FTS: "They do not have . . . editors to check and verify information sent in by reporters on the ground"
Given the quality and bias of news that is passed on to the public, neither do these 'news' agencies.
Aah, change is good. -- Rafiki
Yeah, but it ain't easy. -- Simba
Yet neither Facebook nor Google have a newsroom
Don't start giving them ideas...
On the other side, If they built a newsroom, no idea how much would that cost, but anyway if they did, and then they linked preferentially to that news source, the same outlets to complain now for being linked, would be crying illegal monopoly at the top of their lungs, and demanding to be linked on equal standing.
I guess that the main lesson here is that seismic technological transitions always have somebody with the foot in the wrong place.
Rome taught me patience and assiduous application to detail. Virtues which temper the boldness of great, general views.
The obvious answer is to shamelessly ask that the government require Google to link to these publications, while also requiring that Google pay for the pleasure of being forced to do so.
Useless whinning from dying dinossaurs.
I'm not completely unsympathetic to what they are saying, but the perspective is all wrong, and it's not all that dissimilar than the whole discussion about piracy. Pointing fingers at all the wrong places will lead you to no results.

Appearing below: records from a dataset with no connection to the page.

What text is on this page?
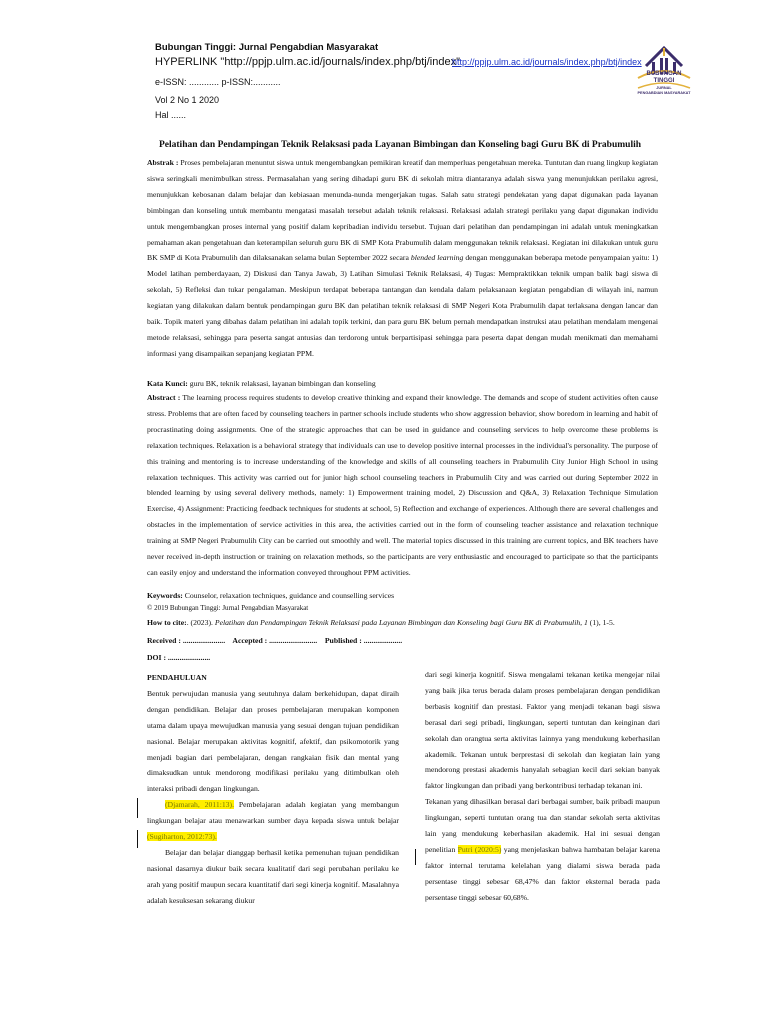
Bubungan Tinggi: Jurnal Pengabdian Masyarakat
HYPERLINK "http://ppjp.ulm.ac.id/journals/index.php/btj/index"
http://ppjp.ulm.ac.id/journals/index.php/btj/index
e-ISSN: ............ p-ISSN:...........
Vol 2 No 1 2020
Hal ......
BUBUNGAN
TINGGI
JURNAL
PENGABDIAN MASYARAKAT
Pelatihan dan Pendampingan Teknik Relaksasi pada Layanan Bimbingan dan Konseling bagi Guru BK di Prabumulih
Abstrak : Proses pembelajaran menuntut siswa untuk mengembangkan pemikiran kreatif dan memperluas pengetahuan mereka. Tuntutan dan ruang lingkup kegiatan siswa seringkali menimbulkan stress. Permasalahan yang sering dihadapi guru BK di sekolah mitra diantaranya adalah siswa yang menunjukkan perilaku agresi, menunjukkan kebosanan dalam belajar dan kebiasaan menunda-nunda mengerjakan tugas. Salah satu strategi pendekatan yang dapat digunakan pada layanan bimbingan dan konseling untuk membantu mengatasi masalah tersebut adalah teknik relaksasi. Relaksasi adalah strategi perilaku yang dapat digunakan individu untuk mengembangkan proses internal yang positif dalam kepribadian individu tersebut. Tujuan dari pelatihan dan pendampingan ini adalah untuk meningkatkan pemahaman akan pengetahuan dan keterampilan seluruh guru BK di SMP Kota Prabumulih dalam menggunakan teknik relaksasi. Kegiatan ini dilakukan untuk guru BK SMP di Kota Prabumulih dan dilaksanakan selama bulan September 2022 secara blended learning dengan menggunakan beberapa metode penyampaian yaitu: 1) Model latihan pemberdayaan, 2) Diskusi dan Tanya Jawab, 3) Latihan Simulasi Teknik Relaksasi, 4) Tugas: Mempraktikkan teknik umpan balik bagi siswa di sekolah, 5) Refleksi dan tukar pengalaman. Meskipun terdapat beberapa tantangan dan kendala dalam pelaksanaan kegiatan pengabdian di wilayah ini, namun kegiatan yang dilakukan dalam bentuk pendampingan guru BK dan pelatihan teknik relaksasi di SMP Negeri Kota Prabumulih dapat terlaksana dengan lancar dan baik. Topik materi yang dibahas dalam pelatihan ini adalah topik terkini, dan para guru BK belum pernah mendapatkan instruksi atau pelatihan mendalam mengenai metode relaksasi, sehingga para peserta sangat antusias dan terdorong untuk berpartisipasi sehingga para peserta dapat dengan mudah menikmati dan memahami informasi yang disampaikan sepanjang kegiatan PPM.
Kata Kunci: guru BK, teknik relaksasi, layanan bimbingan dan konseling
Abstract : The learning process requires students to develop creative thinking and expand their knowledge. The demands and scope of student activities often cause stress. Problems that are often faced by counseling teachers in partner schools include students who show aggression behavior, show boredom in learning and habit of procrastinating doing assignments. One of the strategic approaches that can be used in guidance and counseling services to help overcome these problems is relaxation techniques. Relaxation is a behavioral strategy that individuals can use to develop positive internal processes in the individual's personality. The purpose of this training and mentoring is to increase understanding of the knowledge and skills of all counseling teachers in Prabumulih City Junior High School in using relaxation techniques. This activity was carried out for junior high school counseling teachers in Prabumulih City and was carried out during September 2022 in blended learning by using several delivery methods, namely: 1) Empowerment training model, 2) Discussion and Q&A, 3) Relaxation Technique Simulation Exercise, 4) Assignment: Practicing feedback techniques for students at school, 5) Reflection and exchange of experiences. Although there are several challenges and obstacles in the implementation of service activities in this area, the activities carried out in the form of counseling teacher assistance and relaxation technique training at SMP Negeri Prabumulih City can be carried out smoothly and well. The material topics discussed in this training are current topics, and BK teachers have never received in-depth instruction or training on relaxation methods, so the participants are very enthusiastic and encouraged to participate so that the participants can easily enjoy and understand the information conveyed throughout PPM activities.
Keywords: Counselor, relaxation techniques, guidance and counselling services
© 2019 Bubungan Tinggi: Jurnal Pengabdian Masyarakat
How to cite:. (2023). Pelatihan dan Pendampingan Teknik Relaksasi pada Layanan Bimbingan dan Konseling bagi Guru BK di Prabumulih, 1 (1), 1-5.
Received : ...................... Accepted : ......................... Published : ....................
DOI : ......................

PENDAHULUAN

Bentuk perwujudan manusia yang seutuhnya dalam berkehidupan, dapat diraih dengan pendidikan. Belajar dan proses pembelajaran merupakan komponen utama dalam upaya mewujudkan manusia yang sesuai dengan tujuan pendidikan nasional. Belajar merupakan aktivitas kognitif, afektif, dan psikomotorik yang menjadi bagian dari pembelajaran, dengan rangkaian fisik dan mental yang dimaksudkan untuk mendorong modifikasi perilaku yang ditimbulkan oleh interaksi pribadi dengan lingkungan.

(Djamarah, 2011:13). Pembelajaran adalah kegiatan yang membangun lingkungan belajar atau menawarkan sumber daya kepada siswa untuk belajar (Sugiharton, 2012:73).

Belajar dan belajar dianggap berhasil ketika pemenuhan tujuan pendidikan nasional dasarnya diukur baik secara kualitatif dari segi perubahan perilaku ke arah yang positif maupun secara kuantitatif dari segi kinerja kognitif. Masalahnya adalah kesuksesan sekarang diukur

dari segi kinerja kognitif. Siswa mengalami tekanan ketika mengejar nilai yang baik jika terus berada dalam proses pembelajaran dengan pendidikan berbasis kognitif dan prestasi. Faktor yang menjadi tekanan bagi siswa berasal dari segi pribadi, lingkungan, seperti tuntutan dan keinginan dari sekolah dan orangtua serta aktivitas lainnya yang mendukung keberhasilan akademik. Tekanan untuk berprestasi di sekolah dan kegiatan lain yang mendorong prestasi akademis hanyalah sebagian kecil dari sekian banyak faktor lingkungan dan pribadi yang berkontribusi terhadap tekanan ini.

Tekanan yang dihasilkan berasal dari berbagai sumber, baik pribadi maupun lingkungan, seperti tuntutan orang tua dan standar sekolah serta aktivitas lain yang mendukung keberhasilan akademik. Hal ini sesuai dengan penelitian Putri (2020:5) yang menjelaskan bahwa hambatan belajar karena faktor internal terutama kelelahan yang dialami siswa berada pada persentase tinggi sebesar 68,47% dan faktor eksternal berada pada persentase tinggi sebesar 60,68%.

See, no matter how much you cry about this, Facebook, Twitter and Google are not "stealing your content" themselves. It's the users. And no matter how hard you try, there are provisions in law that protects these platforms from their users actions. This won't change because there are far bigger things in play here than your news rooms financial needs.
There's no viable route where one of these social networks giants will say "fine, we'll pay you some ammount of money because people who uses our platforms keeps sharing your content".
Because if they open that Pandora's box, they'll also be taking responsibility for all the crap that is shared there. That's a whole other level of responsibility and liability that will be thrown against the companies to a point they won't be able to keep profitability anymore.
And do you really want to tie yourselves as employees of these corporations?
But much like piracy, the solution should be relatively easy to understand: you want your content to be monetized, you want to be compensated for it, you want a viable solution where your work is paid for - look at content creators that are not still living in the past.
What do YouTubers do? What newer platforms do? How are modern newsrooms sustaining themselves? How can you still make a profit when people are accessing your content without traditional methods of payment?
The answer is there.
These press agencies have got to stop displaying such an incredible ammount of ignorance about the platforms they are trying to get a foothold on, and hire people who can come up with ways of monetizing their content on web platforms. It isn't a secret, and it's pretty much everywhere these days.
I'm sorry if the Internet has changed the funding dynamics of traditional news, entertainment industry in general, and other stuff - but face reality and fall in. This whinning will result in nothing.
Furthermore, I think Facebook users, who are having their accounts and many other things scraped and datamined by Facebook every single day, should be paid for their data -- and don't tell me "they're being paid by being given free access to the site", because that's bullshit, what Facebook gets from it's users pays them orders of magnitude more than it costs to run the site, hence the huge amount of money Zuckerberg has. Facebook users should have an 'account' that shows them exactly how much money they've accrued from Facebook as compensation for their privacy being invaded, which can be withdrawn at any time, or allowed to accumulate and paid interest at the going rate for a typical savings account at a bank. It's not like there isn't precedent for this; don't people on YouTube get money from advertising clicks? Not much different.